Tempat oke, personil oke, nah apalagi yang kurang kalo bukan sesuatu yang bisa dimakan atau diminum selagi cangkrukan? Dan sekali lagi, nggak harus mahal kok! Cukup dengan secangkir teh atau kopi sudah bisa bikin cangkrukanmu dengan teman-teman sangat asik. Kalian juga bisa mencoba sendiri dengan membuat kudapan cangkrukan sendiri, pasti lebih ngirit dan asik karena dilakukan bareng arek-arek, misalnya ada yang dapat bagian beli gorengan seperti tahu, pisang goreng, bakwan, dll, ada yang dapat bagian bikin teh atau kopi atau bikin wedang lainnya. Kalau masih kurang, kalian bisa membeli nasi bungkus mini atau yang seringkali disebut “nasi kucing” di warung-warung terdekat dengan harga sekitar Rp. 2000, an saja. Jika kalian cangkrukan berlima misalnya, dengan nasi bungkus seharga 2000 rupiah kalian hanya perlu mengeluarkan uang Rp. 10.000,00 aja! Murah banget kan?

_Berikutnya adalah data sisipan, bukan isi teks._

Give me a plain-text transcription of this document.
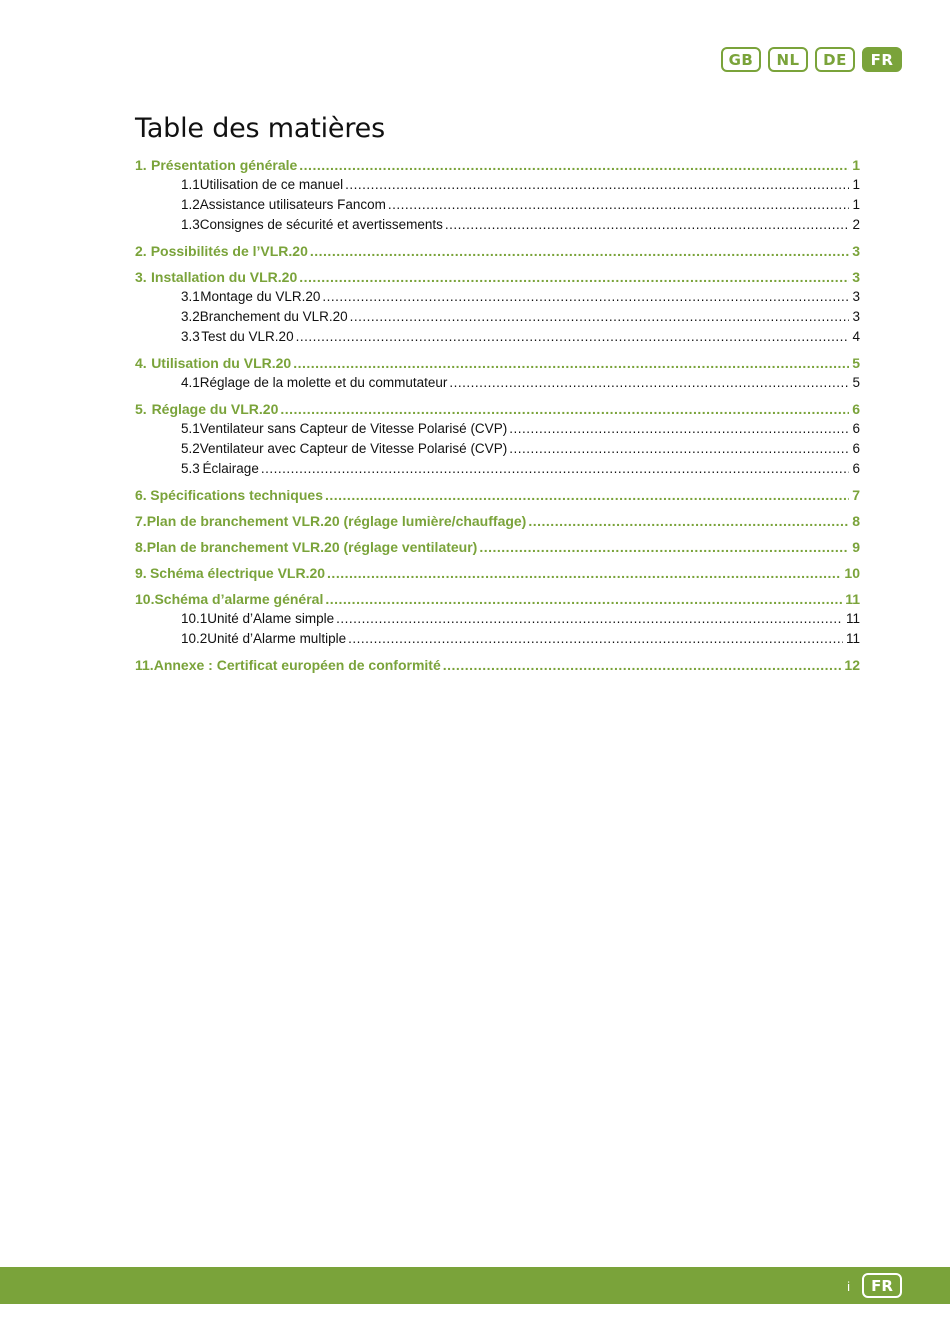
GB	NL	DE	FR
Table des matières
1. Présentation générale .....	1
1.1 Utilisation de ce manuel .....	1
1.2 Assistance utilisateurs Fancom .....	1
1.3 Consignes de sécurité et avertissements .....	2
2. Possibilités de l’VLR.20 .....	3
3. Installation du VLR.20 .....	3
3.1 Montage du VLR.20 .....	3
3.2 Branchement du VLR.20 .....	3
3.3 Test du VLR.20 .....	4
4. Utilisation du VLR.20 .....	5
4.1 Réglage de la molette et du commutateur .....	5
5. Réglage du VLR.20 .....	6
5.1 Ventilateur sans Capteur de Vitesse Polarisé (CVP) .....	6
5.2 Ventilateur avec Capteur de Vitesse Polarisé (CVP) .....	6
5.3 Éclairage .....	6
6. Spécifications techniques .....	7
7. Plan de branchement VLR.20 (réglage lumière/chauffage) .....	8
8. Plan de branchement VLR.20 (réglage ventilateur) .....	9
9. Schéma électrique VLR.20 .....	10
10. Schéma d’alarme général .....	11
10.1 Unité d’Alame simple .....	11
10.2 Unité d’Alarme multiple .....	11
11. Annexe : Certificat européen de conformité .....	12
i	FR
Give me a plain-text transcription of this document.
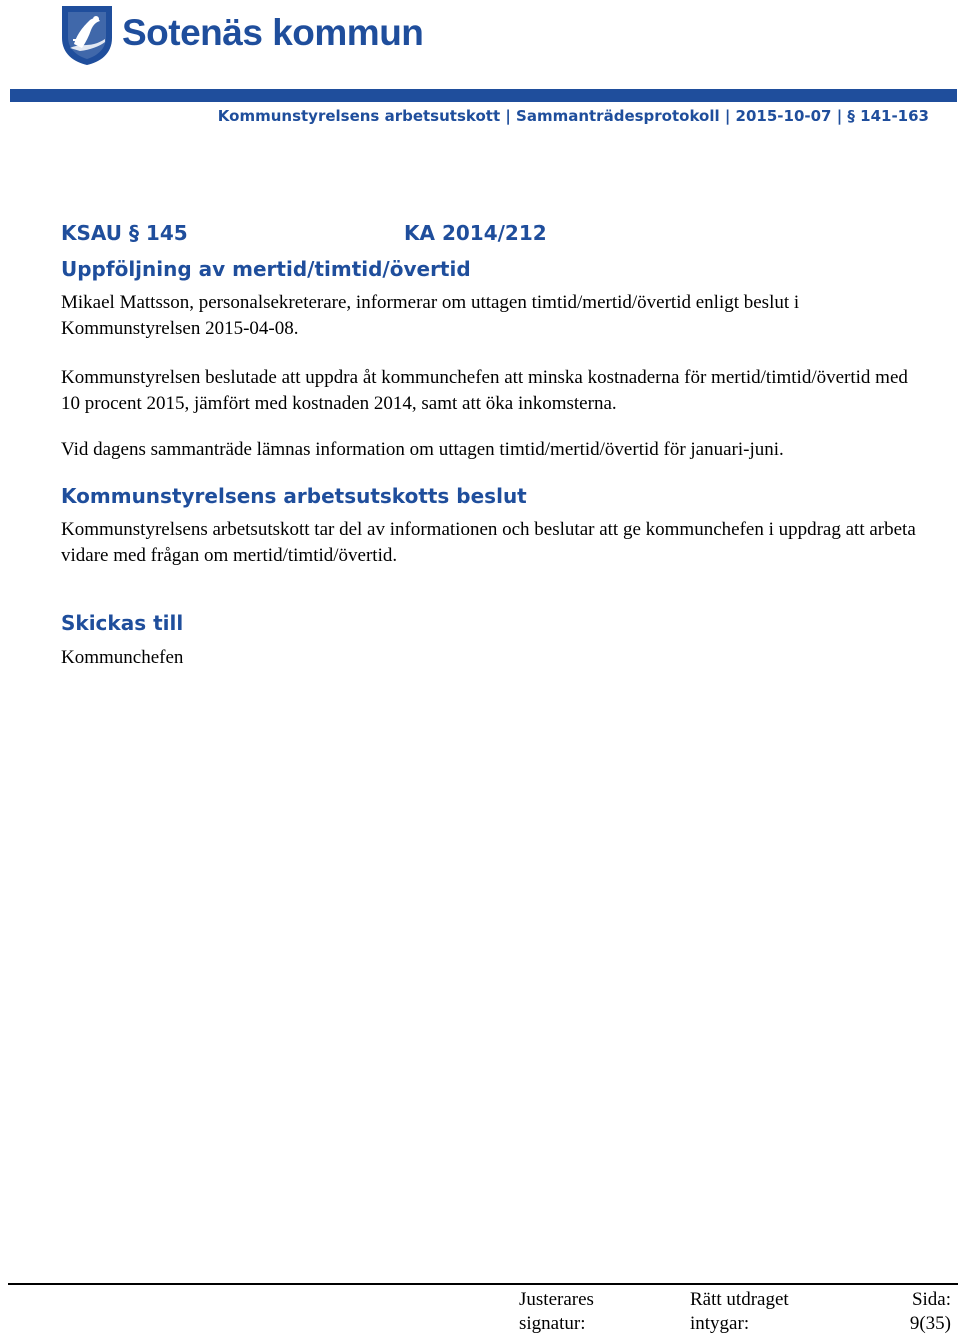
Sotenäs kommun
Kommunstyrelsens arbetsutskott | Sammanträdesprotokoll | 2015-10-07 | § 141-163
KSAU § 145	KA 2014/212
Uppföljning av mertid/timtid/övertid
Mikael Mattsson, personalsekreterare, informerar om uttagen timtid/mertid/övertid enligt beslut i Kommunstyrelsen 2015-04-08.
Kommunstyrelsen beslutade att uppdra åt kommunchefen att minska kostnaderna för mertid/timtid/övertid med 10 procent 2015, jämfört med kostnaden 2014, samt att öka inkomsterna.
Vid dagens sammanträde lämnas information om uttagen timtid/mertid/övertid för januari-juni.
Kommunstyrelsens arbetsutskotts beslut
Kommunstyrelsens arbetsutskott tar del av informationen och beslutar att ge kommunchefen i uppdrag att arbeta vidare med frågan om mertid/timtid/övertid.
Skickas till
Kommunchefen
Justerares
signatur:
Rätt utdraget
intygar:
Sida:
9(35)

So, gampang banget kan tips nya ? Yang penting dalam cangkrukan itu personilnya, rek. Mau dimanapun makan apapun selama personilnya mendukung semua jadi asik!

Salam Cangkruk Rek!

 
Kalau kamu cangkrukan, apa sih yang membuatmu nyaman dan santai saat bercangkruk? Yah, yang pertama pasti ada teman-teman yang selalu mendampingi kita saat bercangkruk. Mereka pokoknya yang paling membuat suasana jadi berubah, bisa semakin gila atau galau, tergantung topik pembicaraan. Saat cangkrukpun bisa menjadi momen untuk berdiskusi atau bercurhat tentang kejenuhanmu selama sehari penuh. Makin banyak temannya, pasti makin seru cangkrukannya.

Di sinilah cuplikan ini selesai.